しかし、こいつの声からも悲壮感がきれいさっぱり消えているよ。
余裕すら漂い始めている。
げんきんな野郎だ。
まあ、俺も人のこと言えないか。
「ギルドでダブルヘッドの話を聞いたからな」
「ん? ギルドでもう情報が出てんのか?」
そんなに情報が早いのか。
「そうだ。しかし、ギリオンもヴァーンもやられたなぁ。命に別状はないみたいだけど」
「なんとかな」
「はん、こんなの大した傷じゃねえわ」
強がっているが、結構な傷だぞ。
ギリオンも俺もな。
「ヴァーンの背中の傷はどうなんだ?」
「多分、深くないはずだ」
緊張が解けると急に痛み出したけどな。
「そうか、あとで治療してやるから少し我慢しろよ」
「ああ、問題ねえ」
「シアとアルも無事そうだな」
「はい! コーキ先生」
「ああ」
ふたり共に、さっきまでとは明らかに顔つきが違う。
元気が戻っている。
「とりあえず一安心だ。じゃあ、話はこれくらいにしてダブルヘッドの相手をするか」
「オレもやんぜ」
「無理すんな、ギリオン。ここは俺に任せろ。
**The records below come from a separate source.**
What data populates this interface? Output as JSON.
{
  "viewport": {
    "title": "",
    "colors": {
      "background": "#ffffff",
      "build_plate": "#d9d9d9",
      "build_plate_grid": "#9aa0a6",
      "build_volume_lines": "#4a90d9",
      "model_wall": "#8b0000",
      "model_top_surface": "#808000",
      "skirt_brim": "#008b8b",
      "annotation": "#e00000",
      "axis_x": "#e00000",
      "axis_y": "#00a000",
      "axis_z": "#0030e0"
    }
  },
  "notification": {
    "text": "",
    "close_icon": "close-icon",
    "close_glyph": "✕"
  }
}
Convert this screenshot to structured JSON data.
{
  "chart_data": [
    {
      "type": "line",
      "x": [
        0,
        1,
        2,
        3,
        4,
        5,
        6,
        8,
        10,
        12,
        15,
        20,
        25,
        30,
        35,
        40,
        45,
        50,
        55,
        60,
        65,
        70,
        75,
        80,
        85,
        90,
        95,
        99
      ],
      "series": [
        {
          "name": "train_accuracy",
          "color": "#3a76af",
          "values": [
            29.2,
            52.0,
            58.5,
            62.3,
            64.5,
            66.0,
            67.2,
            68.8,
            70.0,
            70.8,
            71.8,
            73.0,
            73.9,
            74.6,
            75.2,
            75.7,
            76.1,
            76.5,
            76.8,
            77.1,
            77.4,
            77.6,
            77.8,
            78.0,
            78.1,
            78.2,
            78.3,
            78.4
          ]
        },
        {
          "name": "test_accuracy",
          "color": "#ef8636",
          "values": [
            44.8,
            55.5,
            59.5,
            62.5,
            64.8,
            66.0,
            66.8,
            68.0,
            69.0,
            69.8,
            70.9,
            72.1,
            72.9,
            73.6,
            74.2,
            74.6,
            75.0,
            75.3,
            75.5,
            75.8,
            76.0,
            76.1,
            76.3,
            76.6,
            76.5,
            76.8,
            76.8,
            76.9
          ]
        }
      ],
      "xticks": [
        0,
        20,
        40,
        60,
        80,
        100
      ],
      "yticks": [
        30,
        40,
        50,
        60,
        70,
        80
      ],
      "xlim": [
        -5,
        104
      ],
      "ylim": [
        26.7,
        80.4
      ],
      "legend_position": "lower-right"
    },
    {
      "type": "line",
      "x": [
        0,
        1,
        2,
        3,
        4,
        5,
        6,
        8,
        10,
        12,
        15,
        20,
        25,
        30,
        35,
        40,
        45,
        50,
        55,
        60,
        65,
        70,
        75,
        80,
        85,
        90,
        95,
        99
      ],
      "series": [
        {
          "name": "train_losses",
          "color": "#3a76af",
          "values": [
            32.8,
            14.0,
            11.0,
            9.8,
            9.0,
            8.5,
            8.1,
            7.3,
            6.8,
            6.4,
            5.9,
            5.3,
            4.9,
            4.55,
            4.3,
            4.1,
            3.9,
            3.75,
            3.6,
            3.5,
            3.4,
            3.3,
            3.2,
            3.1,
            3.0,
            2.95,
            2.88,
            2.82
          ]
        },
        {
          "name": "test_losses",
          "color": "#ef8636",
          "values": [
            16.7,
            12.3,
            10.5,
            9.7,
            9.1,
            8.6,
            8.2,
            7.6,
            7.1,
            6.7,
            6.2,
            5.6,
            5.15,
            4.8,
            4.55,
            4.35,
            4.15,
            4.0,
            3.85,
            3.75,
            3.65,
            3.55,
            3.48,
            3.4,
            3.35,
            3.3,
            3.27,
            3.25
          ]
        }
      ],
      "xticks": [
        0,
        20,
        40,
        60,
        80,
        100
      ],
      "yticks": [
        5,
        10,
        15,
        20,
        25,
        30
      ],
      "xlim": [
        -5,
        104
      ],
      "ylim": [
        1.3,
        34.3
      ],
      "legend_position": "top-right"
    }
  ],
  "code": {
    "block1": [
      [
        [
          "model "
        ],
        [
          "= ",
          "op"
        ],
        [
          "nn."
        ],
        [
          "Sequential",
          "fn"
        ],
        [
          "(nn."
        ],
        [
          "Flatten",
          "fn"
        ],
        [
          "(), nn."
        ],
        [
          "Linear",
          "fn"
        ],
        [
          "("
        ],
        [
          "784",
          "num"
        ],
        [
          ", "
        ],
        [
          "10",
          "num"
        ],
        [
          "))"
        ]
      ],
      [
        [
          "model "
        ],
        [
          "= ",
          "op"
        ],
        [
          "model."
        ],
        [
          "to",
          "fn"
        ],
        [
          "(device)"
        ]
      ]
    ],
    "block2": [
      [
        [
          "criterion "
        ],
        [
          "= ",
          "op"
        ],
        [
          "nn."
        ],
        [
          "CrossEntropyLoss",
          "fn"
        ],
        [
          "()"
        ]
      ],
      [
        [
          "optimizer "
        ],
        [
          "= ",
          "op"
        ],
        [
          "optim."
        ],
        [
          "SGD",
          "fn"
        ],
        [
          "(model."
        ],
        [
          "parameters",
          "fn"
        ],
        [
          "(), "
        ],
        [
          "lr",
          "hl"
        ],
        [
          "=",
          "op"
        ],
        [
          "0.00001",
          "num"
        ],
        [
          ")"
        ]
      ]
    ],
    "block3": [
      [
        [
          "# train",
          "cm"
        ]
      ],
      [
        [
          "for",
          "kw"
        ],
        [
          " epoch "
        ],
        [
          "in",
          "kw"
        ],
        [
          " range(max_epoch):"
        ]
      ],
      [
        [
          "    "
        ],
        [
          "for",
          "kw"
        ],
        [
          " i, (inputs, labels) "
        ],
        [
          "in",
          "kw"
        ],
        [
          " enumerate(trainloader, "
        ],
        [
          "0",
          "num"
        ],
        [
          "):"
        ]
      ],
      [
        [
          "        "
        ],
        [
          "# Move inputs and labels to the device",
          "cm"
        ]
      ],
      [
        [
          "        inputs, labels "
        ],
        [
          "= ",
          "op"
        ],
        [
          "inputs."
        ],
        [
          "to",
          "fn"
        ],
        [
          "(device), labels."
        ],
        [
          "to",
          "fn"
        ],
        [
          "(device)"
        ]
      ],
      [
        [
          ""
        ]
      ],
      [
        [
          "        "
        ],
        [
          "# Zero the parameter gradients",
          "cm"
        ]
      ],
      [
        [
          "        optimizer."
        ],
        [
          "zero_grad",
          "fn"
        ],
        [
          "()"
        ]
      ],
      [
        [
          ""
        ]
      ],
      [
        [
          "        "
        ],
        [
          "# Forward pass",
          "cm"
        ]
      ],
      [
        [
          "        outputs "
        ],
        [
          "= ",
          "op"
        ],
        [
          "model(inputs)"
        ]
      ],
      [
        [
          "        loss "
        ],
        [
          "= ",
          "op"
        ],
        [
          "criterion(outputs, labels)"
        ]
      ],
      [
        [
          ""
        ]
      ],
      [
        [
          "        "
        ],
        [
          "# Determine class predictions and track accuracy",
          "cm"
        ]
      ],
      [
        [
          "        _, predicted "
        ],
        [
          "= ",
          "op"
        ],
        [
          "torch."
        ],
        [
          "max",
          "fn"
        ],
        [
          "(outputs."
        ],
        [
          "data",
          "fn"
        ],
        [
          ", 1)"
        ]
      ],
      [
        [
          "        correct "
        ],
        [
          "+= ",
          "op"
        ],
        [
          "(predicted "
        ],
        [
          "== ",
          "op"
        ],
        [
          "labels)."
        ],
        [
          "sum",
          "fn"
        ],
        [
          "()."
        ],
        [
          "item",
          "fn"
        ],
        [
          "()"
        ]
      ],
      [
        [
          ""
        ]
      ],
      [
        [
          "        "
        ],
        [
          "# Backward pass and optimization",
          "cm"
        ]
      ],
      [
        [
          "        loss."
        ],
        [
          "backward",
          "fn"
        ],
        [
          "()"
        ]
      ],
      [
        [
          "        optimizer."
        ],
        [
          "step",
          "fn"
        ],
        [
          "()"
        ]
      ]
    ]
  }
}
他のみんなも自分の身を守ることを優先してくれ」
まさか、ひとりでやるつもりなのか。
ダブルヘッド2頭の相手を。
いくらコーキでも、無謀じゃないのか。
「コーキ、さすがに危険だ。俺らが援護する」
「ん~、危なそうだったら頼む」
その言葉と共に、こちらに手を振りながら、ゆっくりとダブルヘッドに向かって歩を進めるコーキ。
その言葉にも動きにも、全く力みがない。
とはいえ、気合は入っているようだ。
集中しているのに、気負いのようなものが全く感じられない。
ダブルヘッド2頭を相手にして、どんだけ精神が強いんだよ。
こいつこそ、バケモンだぜ。
対するダブルヘッド。
さっきから、こちらを襲う気配が全くない。
コーキと俺たちが喋っているのを眺めているだけだ。
で、今はというと。
1頭目の大ダブルヘッドは威嚇するように唸りながらコーキを睨んでいる。
相手が相当の実力者だと気付いているのだろう。
俺とシアを攻撃するべく目の前にいた2頭目の小ダブルヘッドは……。
はぁ??
なんだ、そりゃ!
近づくコーキから離れるように後退していく。
明らかにコーキを見て怯えているぞ。
どういうことだよ?
コーキに何かされたのか?
まさか、さっきまでの単頭は……。
コーキに斬られたのか?
そういうことなのか。
そんな俺の疑問など知る由もないコーキがお得意の雷撃を2頭に放つ。
いつもながらの無詠唱で予備動作もない。
そんな魔法が近距離から無造作に繰り出されたのだ。
2頭のダブルヘッドは逃げることもできず、その身に雷撃を浴びる。
「ギュワアン」
「ギャアァン」
今のはかなりの威力の雷撃だった。
俺が見たことのないような威力だ。
とはいえ、一撃でそれかよ。
俺の魔法とは大違いだぜ。
頼りになる味方だが、同じ攻撃魔法の使い手としては少し落ち込んでしまいそうだ。
で、警戒して後退する大ダブルヘッド。
さらに怯えを増したように、その場で震えている小ダブルヘッド。
コーキは一足飛びに小ダブルヘッドに接近。
そのまま剣で首筋に斬りかかった!
赤黒く湿った体毛が大きな防御力を持つダブルヘッド、その剣だけでは難しいだろう。
そう思ったのだが。
「ギャアァァァァ」
「マジかよ!?」
傍らのギリオンからこぼれ出る驚愕のつぶやき。
そりゃ、そうだ。
あれだけ俺とギリオンの攻撃を防いでいた体表、漆黒に濡れた体毛、そこにコーキの剣が難なく通ったのだから。
そして……。
ドスン。
地面へ落下する左の頭。
「すげぇ!」
「先生、すごい!」
アルとシアからは感嘆の声。
純粋で羨ましいことだ。
こっちは感嘆する前に驚愕で声も出ないってのにな。
コーキが剣、魔法ともに相当な実力を持っているというのは分かっていた。
だから、こうして安心できたんだ。
けど、どこまでの腕なのかは測りきれていなかったようだな。
まさか、ここまでのものだったとは……。